After saying goodbye to my boyfriend in front of Christ Church, I headed off to the Pitt Rivers, deliberately choosing a route that wouldn’t take me in sight of the Ashmolean. I then made my way through the labyrinth that is the Natural History Museum (which is partly closed until next year – a pity because it looked interesting in its own right), through the portals of the Pitt Rivers… and immediately underwent a severe, Grade A curatorial geek-out (what, you didn’t know that was the scientific term?).
I don’t quite know where to start. The fact that the Pitt Rivers is so gloriously old-fashioned in its setting and its display, with its army of wood-framed vitrines, that it puts the Horniman to shame.
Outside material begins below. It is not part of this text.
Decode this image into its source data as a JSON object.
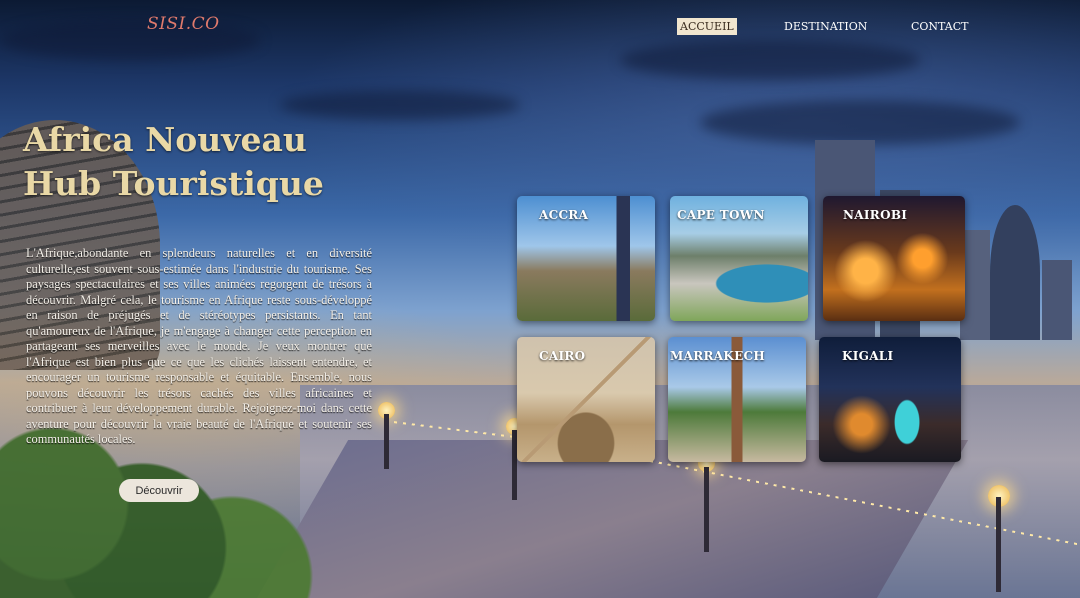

The sheer mad overabundance of both the cases on the ground floor, through which you have to sidle and twist like a rock climber, and of their contents, crammed in with a profusion that seems in some instances to defy the laws of physics. The truly mind-boggling variety of the exhibits. It would take much less time to say what the Pitt Rivers doesn’t have in its collection than what it does. In fact, I’m not entirely sure there is anything in existence, an example of which cannot be found there.
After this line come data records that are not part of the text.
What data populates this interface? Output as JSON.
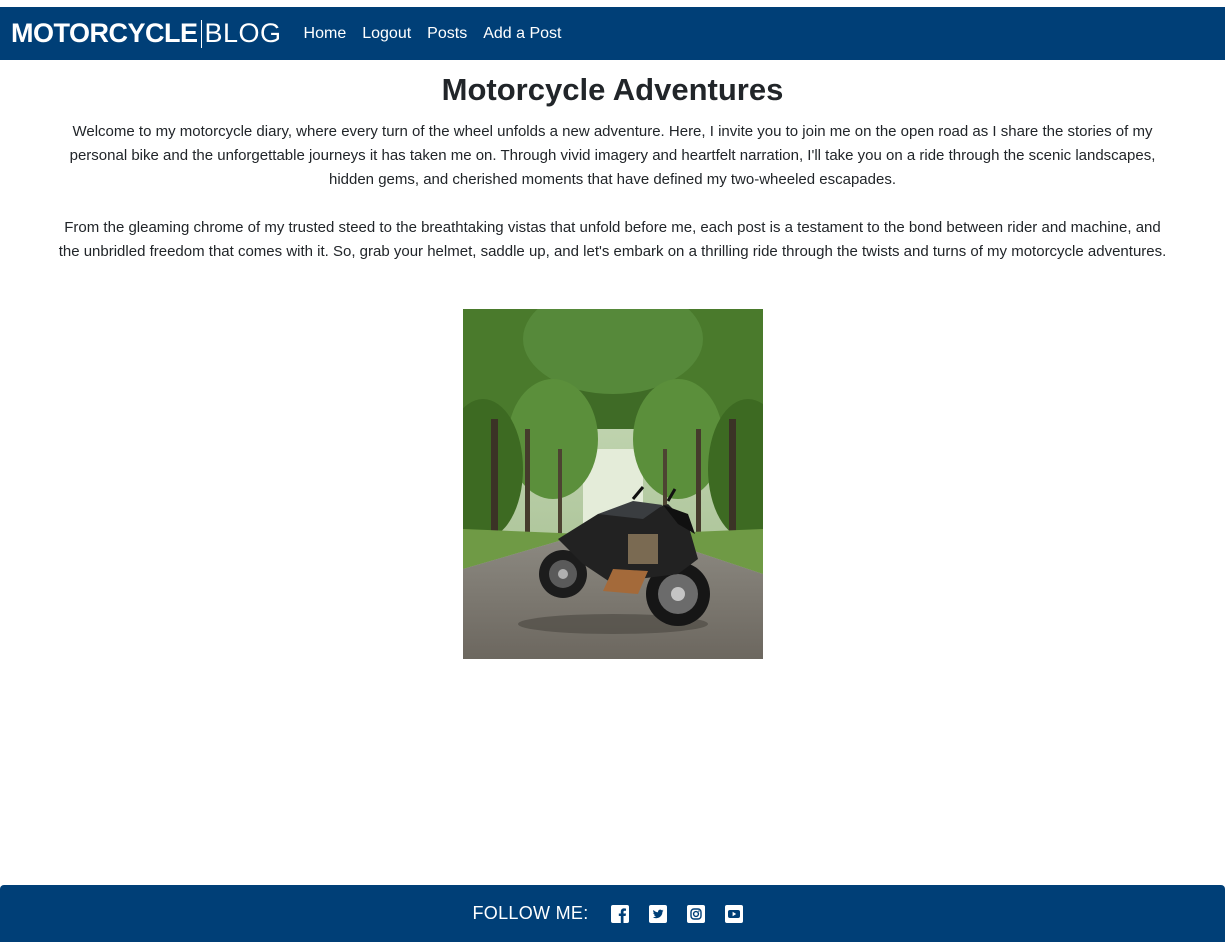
{
  "header": {
    "brand_strong": "MOTORCYCLE",
    "brand_light": "BLOG",
    "nav": [
      {
        "label": "Home"
      },
      {
        "label": "Logout"
      },
      {
        "label": "Posts"
      },
      {
        "label": "Add a Post"
      }
    ]
  },
  "main": {
    "title": "Motorcycle Adventures",
    "paragraphs": [
      "Welcome to my motorcycle diary, where every turn of the wheel unfolds a new adventure. Here, I invite you to join me on the open road as I share the stories of my personal bike and the unforgettable journeys it has taken me on. Through vivid imagery and heartfelt narration, I'll take you on a ride through the scenic landscapes, hidden gems, and cherished moments that have defined my two-wheeled escapades.",
      "From the gleaming chrome of my trusted steed to the breathtaking vistas that unfold before me, each post is a testament to the bond between rider and machine, and the unbridled freedom that comes with it. So, grab your helmet, saddle up, and let's embark on a thrilling ride through the twists and turns of my motorcycle adventures."
    ]
  },
  "footer": {
    "follow_label": "FOLLOW ME:",
    "social_icons": [
      "facebook-icon",
      "twitter-icon",
      "instagram-icon",
      "youtube-icon"
    ]
  },
  "colors": {
    "navbar": "#003f77",
    "text": "#212529",
    "background": "#ffffff"
  }
}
The most striking element of this overflowing treasure house of a museum, though, is the order imposed on the objects. Augustus Pitt Rivers insisted that they be arranged not by the culture that produced them, but by type and function, and that, by and large, is still the approach the museum takes today. Compared with other museums of its type, that method can at first seem hopelessly outmoded, but the closer you look and the more time you spend watching the displays unfold, the more illuminating it becomes.
Take, for example, a case full of ceramic vessels with animal decorations, or a case filled with lamps and other forms of lighting. They contain objects of their stated type, made all over the world, over the course of centuries, in some cases millennia. Taken together, they suggest that people, wherever and whenever they lived, have always had the same basic needs and desires (light, shelter, food and places to store it, clothing, the need to believe in a higher power, to create) and have found ways to satisfy them that show both remarkable creativity and unexpected common ground.
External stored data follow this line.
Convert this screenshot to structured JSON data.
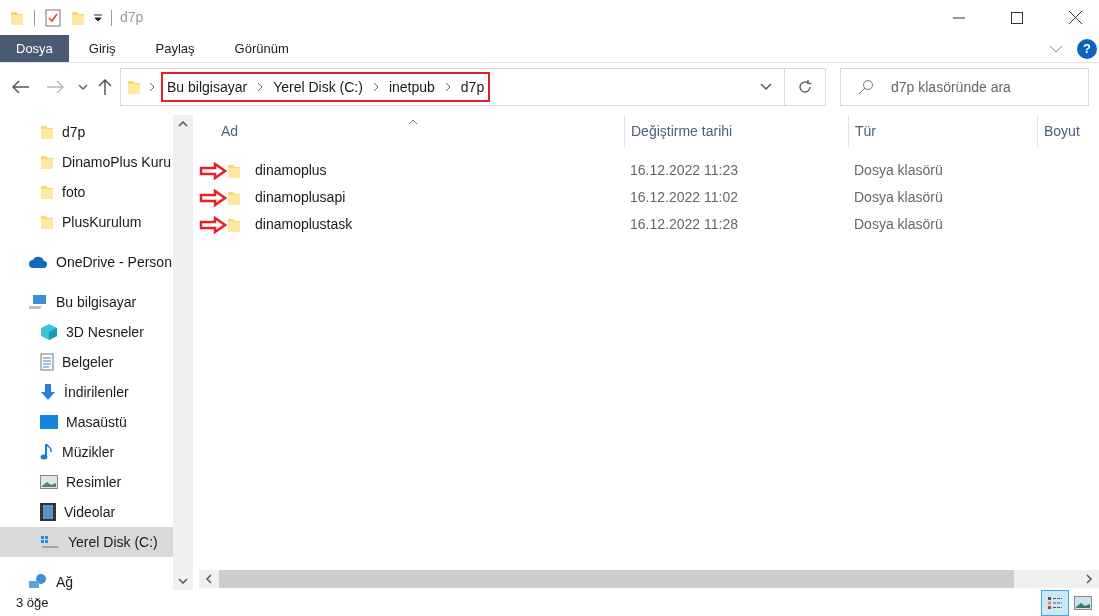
{
  "window": {
    "title": "d7p"
  },
  "ribbon_tabs": [
    {
      "label": "Dosya",
      "selected": true
    },
    {
      "label": "Giriş",
      "selected": false
    },
    {
      "label": "Paylaş",
      "selected": false
    },
    {
      "label": "Görünüm",
      "selected": false
    }
  ],
  "help": {
    "label": "?"
  },
  "breadcrumb": {
    "annotated": true,
    "segments": [
      "Bu bilgisayar",
      "Yerel Disk (C:)",
      "inetpub",
      "d7p"
    ]
  },
  "search": {
    "placeholder": "d7p klasöründe ara"
  },
  "sidebar": {
    "items": [
      {
        "label": "d7p",
        "kind": "folder",
        "selected": false
      },
      {
        "label": "DinamoPlus Kuru",
        "kind": "folder",
        "selected": false
      },
      {
        "label": "foto",
        "kind": "folder",
        "selected": false
      },
      {
        "label": "PlusKurulum",
        "kind": "folder",
        "selected": false
      },
      {
        "label": "OneDrive - Person",
        "kind": "cloud",
        "selected": false,
        "top": true
      },
      {
        "label": "Bu bilgisayar",
        "kind": "pc",
        "selected": false,
        "top": true,
        "children": [
          {
            "label": "3D Nesneler",
            "kind": "cube",
            "selected": false
          },
          {
            "label": "Belgeler",
            "kind": "document",
            "selected": false
          },
          {
            "label": "İndirilenler",
            "kind": "download",
            "selected": false
          },
          {
            "label": "Masaüstü",
            "kind": "desktop",
            "selected": false
          },
          {
            "label": "Müzikler",
            "kind": "music",
            "selected": false
          },
          {
            "label": "Resimler",
            "kind": "picture",
            "selected": false
          },
          {
            "label": "Videolar",
            "kind": "video",
            "selected": false
          },
          {
            "label": "Yerel Disk (C:)",
            "kind": "drive",
            "selected": true
          }
        ]
      },
      {
        "label": "Ağ",
        "kind": "network",
        "selected": false,
        "top": true
      }
    ]
  },
  "table": {
    "columns": [
      "Ad",
      "Değiştirme tarihi",
      "Tür",
      "Boyut"
    ],
    "rows": [
      {
        "name": "dinamoplus",
        "modified": "16.12.2022 11:23",
        "type": "Dosya klasörü",
        "arrow": true
      },
      {
        "name": "dinamoplusapi",
        "modified": "16.12.2022 11:02",
        "type": "Dosya klasörü",
        "arrow": true
      },
      {
        "name": "dinamoplustask",
        "modified": "16.12.2022 11:28",
        "type": "Dosya klasörü",
        "arrow": true
      }
    ]
  },
  "status_bar": {
    "count": "3 öğe"
  }
}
One of the most extraordinary aspects of the display – although it doesn’t in any way trumpet itself – is that in stark contrast to the ethnographic museums I grew up with (I’m thinking of Chicago’s Field Museum), European objects are present in the vast majority of the displays. Implicit in so many ethnographic collections in Europe and North America is the assumption that their purpose is to represent the Other, the foreign, the exotic – that all the cultural artefacts on display are inherently different and separate. From that point it becomes dangerously easy – the road to hell being paved with good intentions – to be patronising, or worse, about the Other.
Not so at the Pitt Rivers. Displaying objects from the world over cheek by jowl not only establishes a sense of humanity’s interconnectedness, it also has a very healthy levelling effect. In the section devoted to body adornment and modification – just to give one example – one’s first reaction to learning about Maori moko tattoos or the neck-lengthening bands worn by Padaung women might be of shock, repulsion or puzzlement, but the English corset in the next case, accompanied by a very graphic rendering of the effect prolonged use has on a woman’s body, is bound to make you think gosh, what we do to our bodies in the name of beauty [well, mercifully in the case of the corset, used to do] is every bit as bizarre.
I only lasted two hours in the museum – partly because I only arrived two hours before closing time, but even had I had longer, I was too overwhelmed by the dazzling and bewildering volume and variety to have been able to take in much more. But even as I made my way back through the Natural History Museum and out, I was already hoping for another chance – and soon – to revisit this marvellous, old-fashioned yet quietly ahead of its time Museum of Everything.